Hm. Installed with online installer but can't find conan (and top-level "Additional libraries" node). Ok, then I'll wait for more detailed blog post.
Hi, we're looking forward to see the actual performance gains for Qt 6 core and QML, but I'm aware of that grafana has stopped reporting Qt benchmark results since Feb. Is it deprecated or under maintenance?
@Joshua: Benchmarks are running, but there are some unused sets listed in grafana pages. This is something we should clean up a bit to make it easier to follow. Generally for the performance there are multiple important functions that have gained a significant performance improvement already with Qt 6.0, but we also have some work still to do to get all parts of Qt to maximally benefit from these in the upcoming Qt 6.x releases.

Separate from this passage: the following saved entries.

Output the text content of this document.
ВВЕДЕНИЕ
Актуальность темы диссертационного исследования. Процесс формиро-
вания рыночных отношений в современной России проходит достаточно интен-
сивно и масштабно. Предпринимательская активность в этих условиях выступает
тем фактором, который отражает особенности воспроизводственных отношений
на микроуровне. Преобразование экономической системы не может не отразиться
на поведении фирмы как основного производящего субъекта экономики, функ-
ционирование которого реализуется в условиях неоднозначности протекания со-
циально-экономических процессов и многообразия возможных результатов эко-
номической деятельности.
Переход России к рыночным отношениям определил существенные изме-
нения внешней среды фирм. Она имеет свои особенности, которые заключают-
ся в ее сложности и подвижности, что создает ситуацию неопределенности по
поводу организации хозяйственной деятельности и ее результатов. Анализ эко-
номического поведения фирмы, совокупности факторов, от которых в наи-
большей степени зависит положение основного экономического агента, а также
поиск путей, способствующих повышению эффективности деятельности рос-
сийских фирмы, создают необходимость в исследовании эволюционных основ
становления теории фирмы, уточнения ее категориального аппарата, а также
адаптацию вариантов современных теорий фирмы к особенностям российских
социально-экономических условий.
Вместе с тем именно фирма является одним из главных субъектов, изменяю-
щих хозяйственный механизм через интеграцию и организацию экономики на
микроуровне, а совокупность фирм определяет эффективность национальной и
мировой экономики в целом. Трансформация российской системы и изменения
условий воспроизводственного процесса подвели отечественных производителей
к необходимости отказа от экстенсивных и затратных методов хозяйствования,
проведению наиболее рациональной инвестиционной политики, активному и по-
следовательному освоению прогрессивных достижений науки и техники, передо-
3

There is currently no 32-bit version of Qt available for Windows in the online installer. Will it become available when Qt 6 is out of the beta phase? There are still enough 32-bit users to warrant building a 32-bit version of my software. In fact, for most apps for which performance is not critical (and addressing more than 2 GB not required) it's most convenient to publish just a single 32-bit version.
https://www.qt.io/blog/qt6-development-hosts-and-targets
https://doc-snapshots.qt.io/qt6-dev/windows.html
None lists 32bit. While I expect it would be possible to build from sources, it's unlikely there would be prebuilt/supported 32bit version for any system (except maybe embed/ARM) including Window.

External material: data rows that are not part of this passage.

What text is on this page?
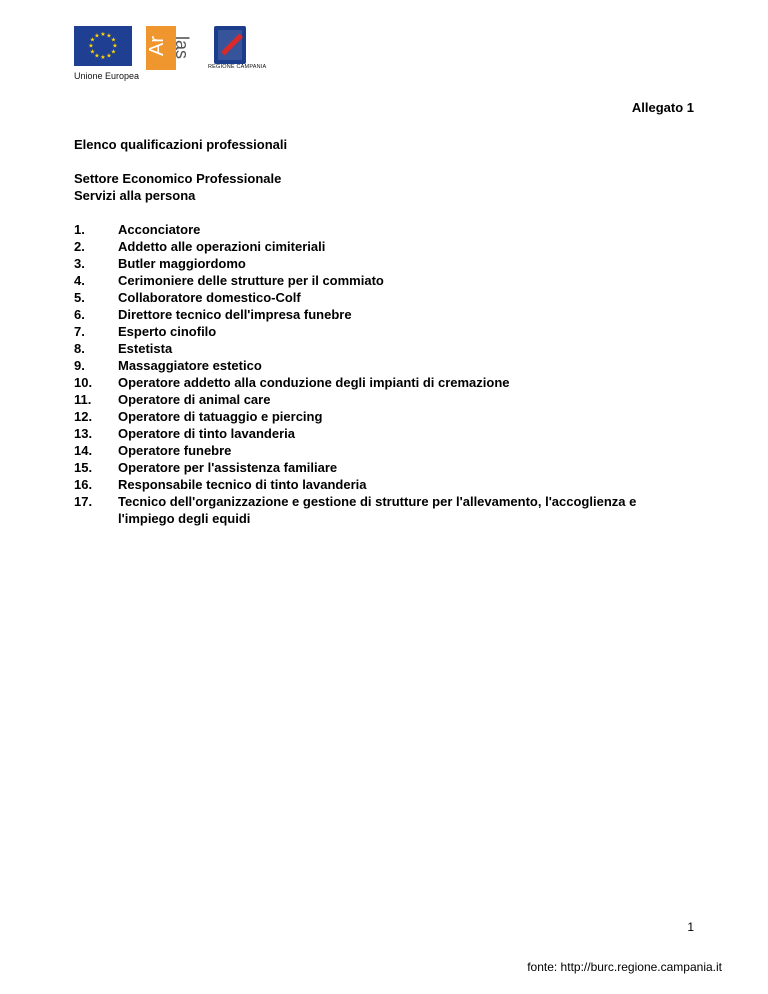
★ ★
★
★
★
★
★
★
★
★
★
★
Unione Europea
Ar las
REGIONE CAMPANIA
Allegato 1

Elenco qualificazioni professionali

Settore Economico Professionale

Servizi alla persona

1.	Acconciatore
2.	Addetto alle operazioni cimiteriali
3.	Butler maggiordomo
4.	Cerimoniere delle strutture per il commiato
5.	Collaboratore domestico-Colf
6.	Direttore tecnico dell'impresa funebre
7.	Esperto cinofilo
8.	Estetista
9.	Massaggiatore estetico
10. Operatore addetto alla conduzione degli impianti di cremazione
11. Operatore di animal care
12. Operatore di tatuaggio e piercing
13. Operatore di tinto lavanderia
14. Operatore funebre
15. Operatore per l'assistenza familiare
16. Responsabile tecnico di tinto lavanderia
17. Tecnico dell'organizzazione e gestione di strutture per l'allevamento, l'accoglienza e l'impiego degli equidi
1
fonte: http://burc.regione.campania.it
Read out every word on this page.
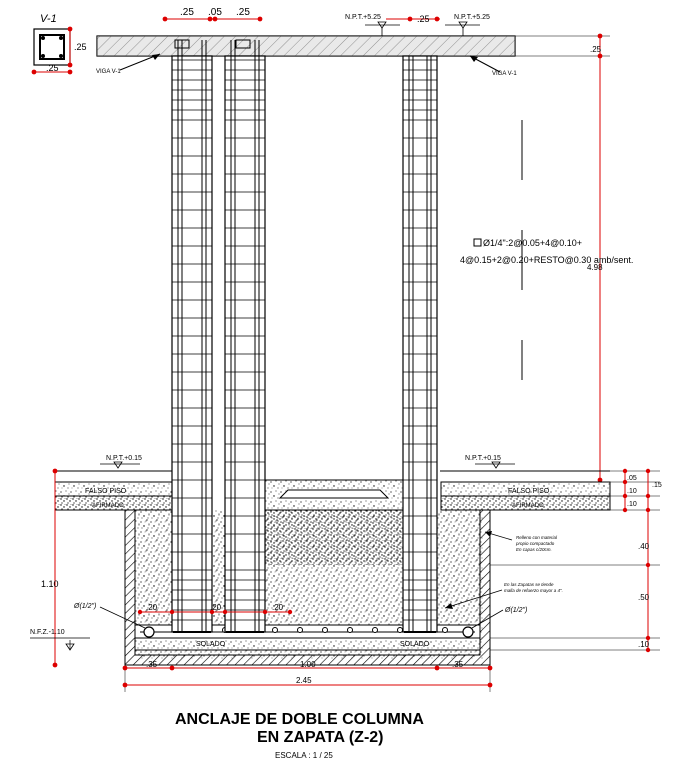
V-1
.25
.25	VIGA V-1	VIGA V-1
.25 .05 .25
.25
N.P.T.+5.25	N.P.T.+5.25
.25
4.98
Ø1/4":2@0.05+4@0.10+
4@0.15+2@0.20+RESTO@0.30 amb/sent.
N.P.T.+0.15
FALSO PISO
AFIRMADO
N.P.T.+0.15
FALSO PISO
AFIRMADO
SOLADO	SOLADO
.20	.20	.20
Ø(1/2")
Ø(1/2")
Relleno con material
propio compactado
En capas c/20cm.
En las Zapatas se tiende
malla de refuerzo mayor a 4".
.05
.10
.10
.15
.40
.50
.10
1.10
N.F.Z.-1.10
.35	1.00	.35
2.45
ANCLAJE DE DOBLE COLUMNA
EN ZAPATA (Z-2)
ESCALA : 1 / 25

I have no Qt6 installed, can anyone help to confirm this: https://bugreports.qt.io/browse/QTBUG-87774. If the issue is not exist in Qt6, I'll move to it.Thanks.
I could try later, but only Linux version.
Thanks.I have tested it on Ubuntu 20.04 x64, Qt(-5.12.8) from repo, it's OK. On windows, Qt-5.9.9-mingw32-gcc-9.3-x86 is OK too. I also tested it with an old build of Qt-4.8.7-msvc2015-x86 and it has no memory leaks.But Qt-5.12.8-msvc2019-x64(from https://github.com/martinrotter/qt5-minimalistic-builds/releases/tag/5.12.8) got the same result as Qt-5.12.9 and Qt-5.15.1. I have no other version of Qt build for testing. But I wonder that it's mostly issued by the msvc2019 build of recent version of Qt.
So, I've checked Qt 5.15.1, Qt 6 alpha, Qt 6 beta 1 on Linux (openSUSE Tumbleweed). Behaviour is similar on all three, memory somewhat increased, but I'm not sure that's leaking. Valgrind doesn't show memory leaks. Maybe that's just some heap allocation/freeing troubles or fragmentation. Have you profiled Windows version? How much memory usage goes up for your case?
The memory goes up and never decreases, even if I removed/deleted the toolbar after the refreshing-test finished. I have just updated the test case and grabed some screen shot about it's memory usage. All of them are available at https://bugreports.qt.io/browse/QTBUG-87774
I'm not saying there is no memory leak, but there are a lot of cases when memory can't go down without any leaks due to how heap is built. E.g. check this https://pastebin.com/zhw75m8J program. There is no any memory leaks. Try run it, check memory usage (it will be low), enter
0
, memory usage goes up, enter0
again — memory usage goes down, enter0
— exit. Then try the same but entering1
instead of zeros and memory, most probably, wouldn't go down, because allocatedx
prevent shrinking the heap and freeing address space, though heap has a lot of free space.This case might be a heap fragmentation or some other case not very good for heap. Anyway, leak or not, it's better to reuse QAction's if it's possible.
" it's better to reuse QAction's if it's possible", Yes, this is a temporary plan. But the Qt-5.9.9-mingw32-gcc9 and Qt-4.8.7-msvc2015 builds both go well and have no memory leaks. The msvc2019 build, if I change the refresh times in the case to a large number, it's memory usage goes up over several GB(s) and never goes down. It's obviously issued by a bug.